The recurrent, obscure & pleasant fantasy-sensation of drifting into the seamless continuum of a Bruegel landscape. Or is it a sense of heavy stones dusted with snow in the Middle Ages. Or is it a sense of a time-warp, an anachronism, a synchronicity. Or is it just an imaginary (willfully imagined) feeling of stillness : of Time slowing down, the wheel coming to a halt.

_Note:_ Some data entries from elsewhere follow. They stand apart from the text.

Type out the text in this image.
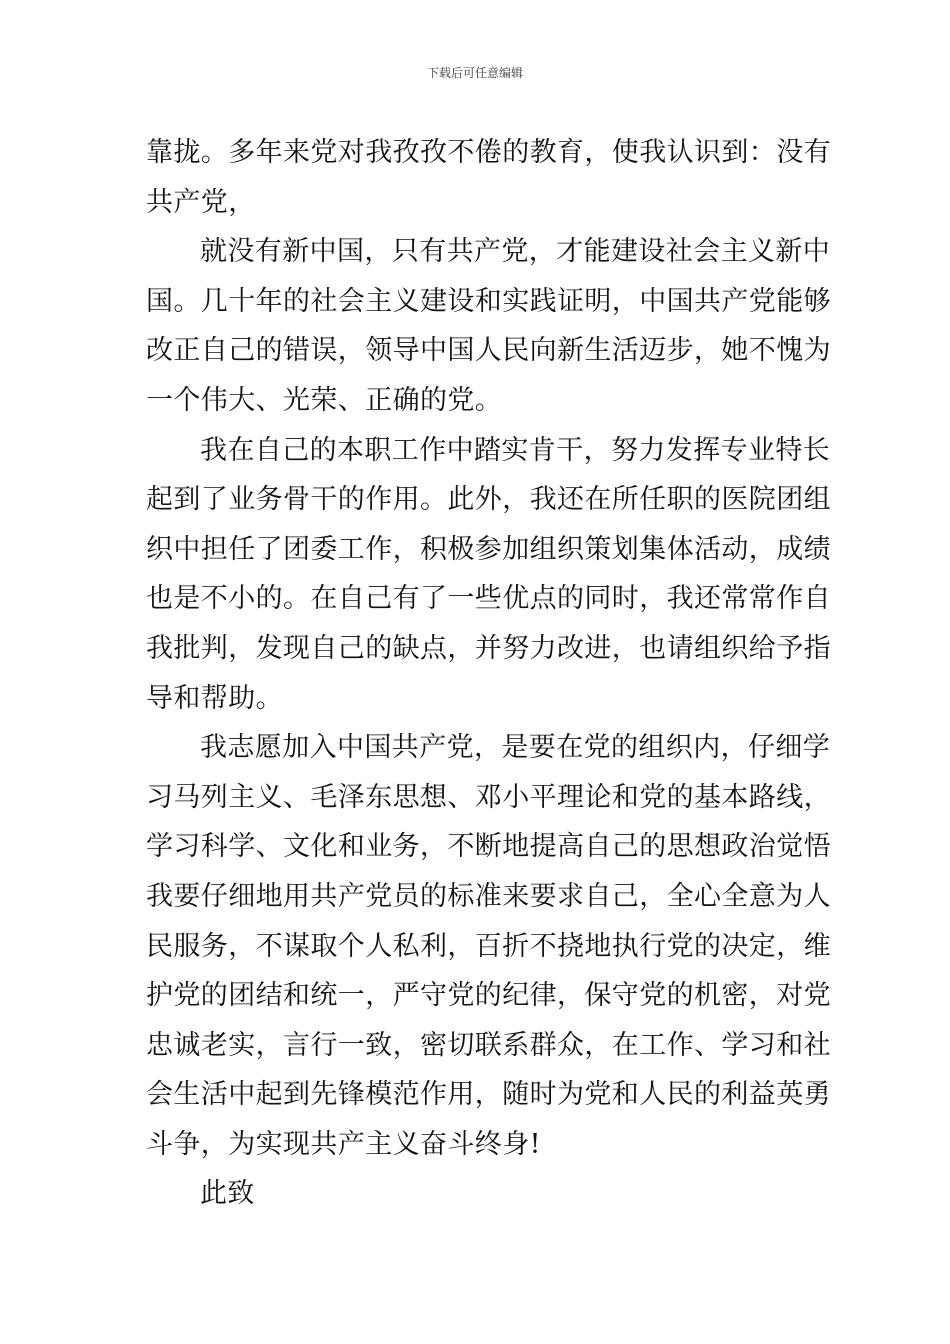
下载后可任意编辑

靠拢。多年来党对我孜孜不倦的教育，使我认识到：没有
共产党，

就没有新中国，只有共产党，才能建设社会主义新中
国。几十年的社会主义建设和实践证明，中国共产党能够
改正自己的错误，领导中国人民向新生活迈步，她不愧为
一个伟大、光荣、正确的党。

我在自己的本职工作中踏实肯干，努力发挥专业特长
起到了业务骨干的作用。此外，我还在所任职的医院团组
织中担任了团委工作，积极参加组织策划集体活动，成绩
也是不小的。在自己有了一些优点的同时，我还常常作自
我批判，发现自己的缺点，并努力改进，也请组织给予指
导和帮助。

我志愿加入中国共产党，是要在党的组织内，仔细学
习马列主义、毛泽东思想、邓小平理论和党的基本路线，
学习科学、文化和业务，不断地提高自己的思想政治觉悟
我要仔细地用共产党员的标准来要求自己，全心全意为人
民服务，不谋取个人私利，百折不挠地执行党的决定，维
护党的团结和统一，严守党的纪律，保守党的机密，对党
忠诚老实，言行一致，密切联系群众，在工作、学习和社
会生活中起到先锋模范作用，随时为党和人民的利益英勇
斗争，为实现共产主义奋斗终身!

此致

Forgive me for my self-indulgence here; maybe I'm just an old monkish librarian. Thinking this morning of one of Jesus' parables of the kingdom of heaven (& I've probably got it slightly wrong, you'd better look it up). Here's my rough paraphrase :
The Kingdom of God is as when a rich householder throws a wedding feast. He invites all his friends, all the rich & powerful & intelligent, the priests, the scribes, the lords; but nobody shows up. So angrily he throw open the doors and invites everybody in : sinners, criminals, the sick, the homeless, the poor. & they flock inside, happily celebrate with their host. But one young man shows up without a wedding outfit : the servants of the householder confront him : "What? No wedding suit?" & toss him out. & so it will be for each & all, when the Eternal comes upon you.
"When the Eternal comes." What does this mean?

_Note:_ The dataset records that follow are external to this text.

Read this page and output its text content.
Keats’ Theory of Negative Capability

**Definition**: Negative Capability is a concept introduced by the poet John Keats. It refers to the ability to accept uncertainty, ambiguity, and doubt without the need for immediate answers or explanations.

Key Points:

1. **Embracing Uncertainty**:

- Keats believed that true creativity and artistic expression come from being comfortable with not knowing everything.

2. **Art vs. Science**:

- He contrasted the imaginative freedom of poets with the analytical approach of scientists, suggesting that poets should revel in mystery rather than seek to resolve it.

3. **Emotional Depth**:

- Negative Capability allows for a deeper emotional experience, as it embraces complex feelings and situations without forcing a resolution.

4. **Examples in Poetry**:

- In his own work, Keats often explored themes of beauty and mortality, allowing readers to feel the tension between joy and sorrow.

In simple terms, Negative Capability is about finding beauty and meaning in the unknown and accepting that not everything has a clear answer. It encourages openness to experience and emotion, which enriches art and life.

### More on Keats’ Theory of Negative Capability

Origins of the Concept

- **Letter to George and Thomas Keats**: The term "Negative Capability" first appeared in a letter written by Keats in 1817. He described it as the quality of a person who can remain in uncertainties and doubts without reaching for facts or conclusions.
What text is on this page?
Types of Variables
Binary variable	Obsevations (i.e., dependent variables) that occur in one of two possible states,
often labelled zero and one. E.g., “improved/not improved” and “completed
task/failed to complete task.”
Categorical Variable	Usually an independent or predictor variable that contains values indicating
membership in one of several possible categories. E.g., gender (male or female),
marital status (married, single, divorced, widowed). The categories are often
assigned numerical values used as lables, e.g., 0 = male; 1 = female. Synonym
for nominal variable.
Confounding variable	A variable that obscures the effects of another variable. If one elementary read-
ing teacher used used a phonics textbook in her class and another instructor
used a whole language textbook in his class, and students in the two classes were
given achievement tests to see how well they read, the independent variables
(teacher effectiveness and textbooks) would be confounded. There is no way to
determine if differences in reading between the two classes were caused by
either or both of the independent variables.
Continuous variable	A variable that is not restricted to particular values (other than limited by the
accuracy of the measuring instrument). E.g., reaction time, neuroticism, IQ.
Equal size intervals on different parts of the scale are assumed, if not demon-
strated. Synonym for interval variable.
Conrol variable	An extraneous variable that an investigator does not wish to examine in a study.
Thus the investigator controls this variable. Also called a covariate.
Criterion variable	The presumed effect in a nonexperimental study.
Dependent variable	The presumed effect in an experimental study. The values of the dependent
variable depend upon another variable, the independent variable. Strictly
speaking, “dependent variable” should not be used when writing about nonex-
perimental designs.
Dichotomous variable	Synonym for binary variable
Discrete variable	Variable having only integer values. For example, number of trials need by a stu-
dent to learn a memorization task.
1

To repeat : I think Jesus believed he was the Messiah, the Son of the Most High - & understood what it meant, its implications. One of those consequences was that "in his name" - in his name - salvation, healing & blessings were coming into the world. What was "his name"? Among other things, it was the sign of his individual personhood. Through the action of God coming into the world as an actual person, the form of the individual human life, the life of the person, is blessed, is made holy. As it's been put in another way : Man as the original Adamic "image of God" is cleaned, polished and restored through the "name" (the personhood) of Jesus.
Once he began his "public" career, Jesus lived his life as a sacrificial priest, making a sacrifice of his life : & in doing so, every such public act became symbolic, a dramatic sign. The life he lived became framed within the aegis of its end : he was moving toward his own death, he was moving into the dimension of eternity.

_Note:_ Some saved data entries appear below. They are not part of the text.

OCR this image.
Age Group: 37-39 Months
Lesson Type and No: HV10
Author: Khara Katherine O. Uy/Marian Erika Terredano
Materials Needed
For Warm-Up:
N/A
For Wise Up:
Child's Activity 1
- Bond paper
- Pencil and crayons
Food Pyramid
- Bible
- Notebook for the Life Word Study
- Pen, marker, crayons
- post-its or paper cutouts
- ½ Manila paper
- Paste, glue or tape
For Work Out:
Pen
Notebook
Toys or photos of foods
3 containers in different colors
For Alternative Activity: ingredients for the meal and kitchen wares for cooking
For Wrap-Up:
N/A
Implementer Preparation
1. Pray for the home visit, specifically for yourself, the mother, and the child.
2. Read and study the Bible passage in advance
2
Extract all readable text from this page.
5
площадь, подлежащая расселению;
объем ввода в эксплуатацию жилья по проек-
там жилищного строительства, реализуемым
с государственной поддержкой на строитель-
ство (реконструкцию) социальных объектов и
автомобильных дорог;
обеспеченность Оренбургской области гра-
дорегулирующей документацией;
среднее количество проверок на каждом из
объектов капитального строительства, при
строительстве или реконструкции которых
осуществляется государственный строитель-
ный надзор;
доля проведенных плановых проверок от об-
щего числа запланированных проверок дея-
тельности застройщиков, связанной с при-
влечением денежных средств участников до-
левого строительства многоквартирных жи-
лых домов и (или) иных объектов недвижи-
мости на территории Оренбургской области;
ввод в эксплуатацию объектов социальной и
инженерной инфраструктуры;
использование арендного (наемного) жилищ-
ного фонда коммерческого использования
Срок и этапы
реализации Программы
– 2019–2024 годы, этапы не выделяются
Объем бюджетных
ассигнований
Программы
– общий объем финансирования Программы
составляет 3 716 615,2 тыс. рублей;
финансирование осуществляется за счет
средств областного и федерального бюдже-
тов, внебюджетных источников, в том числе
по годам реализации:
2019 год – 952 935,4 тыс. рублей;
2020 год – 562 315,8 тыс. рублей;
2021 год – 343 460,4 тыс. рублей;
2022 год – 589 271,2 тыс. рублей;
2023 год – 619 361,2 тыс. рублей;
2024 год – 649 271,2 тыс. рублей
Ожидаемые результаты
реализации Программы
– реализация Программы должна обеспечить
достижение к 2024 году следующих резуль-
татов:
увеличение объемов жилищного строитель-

And there must be an "eternal" dimension to every person's life. The Bible, the "Word", sets up a kind of light-reflective mirror. On the one hand, we see the outward, "objective" traces of the historical record, the chronicle of the radiating vibrations from Jesus' actual life on earth. On the other hand, in the mirror of the word, we sense the inward meaning of the Gospel message as it impinges on own personal consciousness (within our "subjectivity"). A curious doubleness, a complementarity of inner & outer weaves itself together in this "mirror" Logos.
I'm looking out the window, at the wintry Bruegel-world. Sensing strange oneness, underlying time & distance : like these dark red-gold leaves, flying, floating & clustering everywhere, pervasive, omnipresent - under a worn old lamb-statue, leaning out from a cathedral door. "When the Eternal comes..." (will I have my wedding coat?).